Tuesday, February 07, 2006

500 books in 52 weeks: #1 In a Free State

Man, I've got a lot of catching up to do. I'm on book #4 (weak, weak I know) but I'm too busy attending to my wicked stepsisters and crying amid the cinders and grinding old glass slippers into stepsisters' food to write on a website. Chuh. Please. The internet is not where fairy tales are made.

If I were clever witty and wise, I'd attempt to do something like the Guardian's Digested Read which goes over books in 400 words, usually snarkily, amusingly, and trippingly. I'm in a trio of words kind of mood. How very Catholic. Anyways, I'm lazy, tired, and sleepy.

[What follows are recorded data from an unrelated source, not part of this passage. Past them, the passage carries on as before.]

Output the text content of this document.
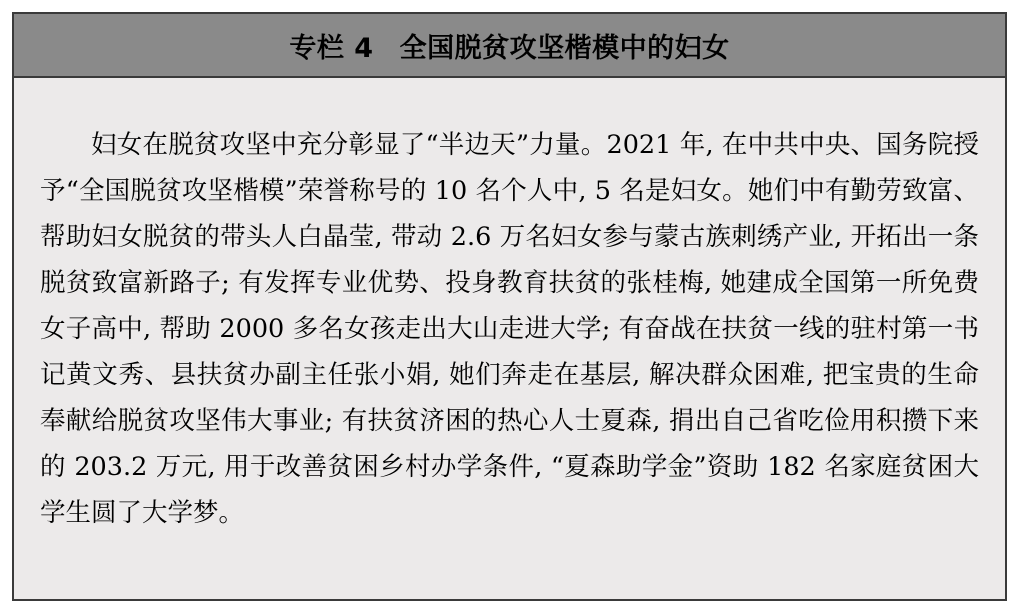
专栏 4 全国脱贫攻坚楷模中的妇女

妇女在脱贫攻坚中充分彰显了“半边天”力量。2021 年, 在中共中央、国务院授予“全国脱贫攻坚楷模”荣誉称号的 10 名个人中, 5 名是妇女。她们中有勤劳致富、帮助妇女脱贫的带头人白晶莹, 带动 2.6 万名妇女参与蒙古族刺绣产业, 开拓出一条脱贫致富新路子; 有发挥专业优势、投身教育扶贫的张桂梅, 她建成全国第一所免费女子高中, 帮助 2000 多名女孩走出大山走进大学; 有奋战在扶贫一线的驻村第一书记黄文秀、县扶贫办副主任张小娟, 她们奔走在基层, 解决群众困难, 把宝贵的生命奉献给脱贫攻坚伟大事业; 有扶贫济困的热心人士夏森, 捐出自己省吃俭用积攒下来的 203.2 万元, 用于改善贫困乡村办学条件, “夏森助学金”资助 182 名家庭贫困大学生圆了大学梦。
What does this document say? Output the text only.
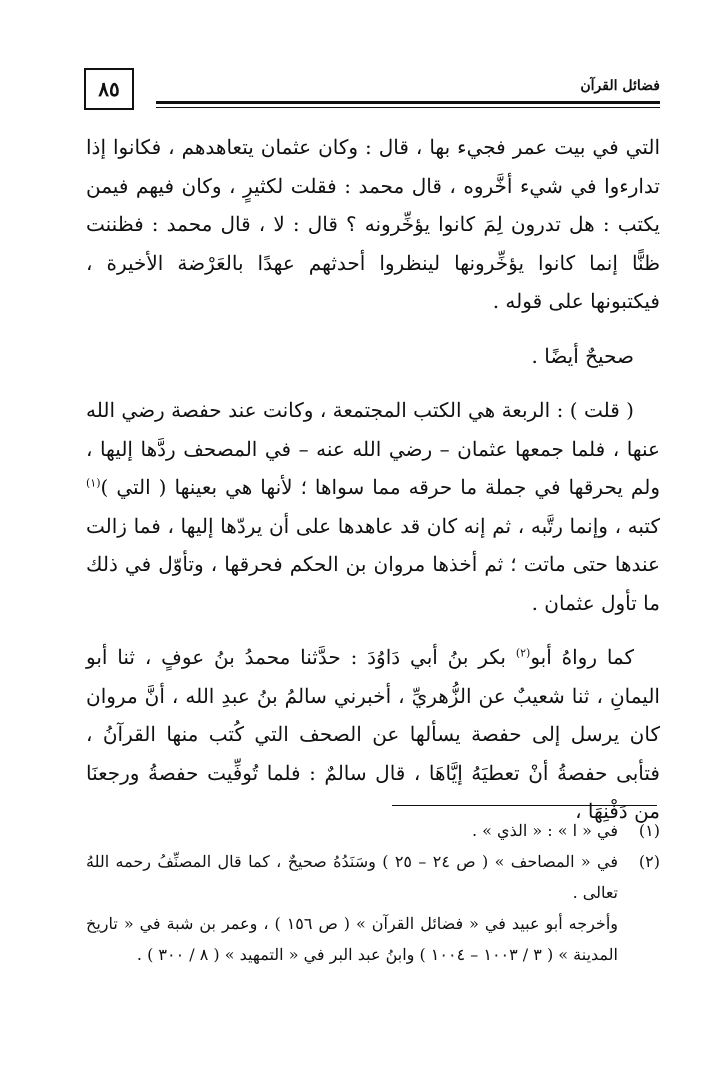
٨٥	فضائل القرآن

التي في بيت عمر فجيء بها ، قال : وكان عثمان يتعاهدهم ، فكانوا إذا تدارءوا في شيء أخَّروه ، قال محمد : فقلت لكثيرٍ ، وكان فيهم فيمن يكتب : هل تدرون لِمَ كانوا يؤخِّرونه ؟ قال : لا ، قال محمد : فظننت ظنًّا إنما كانوا يؤخِّرونها لينظروا أحدثهم عهدًا بالعَرْضة الأخيرة ، فيكتبونها على قوله .

صحيحٌ أيضًا .

( قلت ) : الربعة هي الكتب المجتمعة ، وكانت عند حفصة رضي الله عنها ، فلما جمعها عثمان – رضي الله عنه – في المصحف ردَّها إليها ، ولم يحرقها في جملة ما حرقه مما سواها ؛ لأنها هي بعينها ( التي )$^{(١)}$ كتبه ، وإنما رتَّبه ، ثم إنه كان قد عاهدها على أن يردّها إليها ، فما زالت عندها حتى ماتت ؛ ثم أخذها مروان بن الحكم فحرقها ، وتأوّل في ذلك ما تأول عثمان .

كما رواهُ أبو$^{(٢)}$ بكر بنُ أبي دَاوُدَ : حدَّثنا محمدُ بنُ عوفٍ ، ثنا أبو اليمانِ ، ثنا شعيبٌ عن الزُّهريِّ ، أخبرني سالمُ بنُ عبدِ الله ، أنَّ مروان كان يرسل إلى حفصة يسألها عن الصحف التي كُتب منها القرآنُ ، فتأبى حفصةُ أنْ تعطيَهُ إيَّاهَا ، قال سالمٌ : فلما تُوفِّيت حفصةُ ورجعنَا من دَفْنِهَا ،

(١)
في « ا » : « الذي » .
(٢)
في « المصاحف » ( ص ٢٤ – ٢٥ ) وسَنَدُهُ صحيحٌ ، كما قال المصنِّفُ رحمه اللهُ تعالى .
وأخرجه أبو عبيد في « فضائل القرآن » ( ص ١٥٦ ) ، وعمر بن شبة في « تاريخ المدينة » ( ٣ / ١٠٠٣ – ١٠٠٤ ) وابنُ عبد البر في « التمهيد » ( ٨ / ٣٠٠ ) .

So here's looking back at what started the year off:

#1: In a Free State by V.S. Naipaul (1971)
"In a Free State," winner of the Booker, is actually the title of a novella and it comes with two short stories and the prologue and epilogue from Naipaul's travel journals. Let's reduce his work, shall we? Conradian, postcolonialism, and outsiders. The actual piece "In a Free State" is basically a car trip by two Britishers through some part of Africa. It cuts to the politically incorrect until you're unsure what, if anything, is correct. Heart of darkness does that to ya. Here, you are not quite sure who to side with. Not that you should have to choose, but it's still an uncomfortable place for a reader to be. I found his tense prose and his characters rather unsettling, no one very sympathetic in particular, suggesting that we stop kidding ourselves in asking "why can't we get along?"

Perhaps it was merely the subject matter but maybe also the atmospheres evoked that reminded me of Claire Denis's 1988 movie Chocolat. In any case, this is prose that is challenging, not in style, but in the questions it poses of us now, most generally, in our treatment of others, and how this plays in human histories.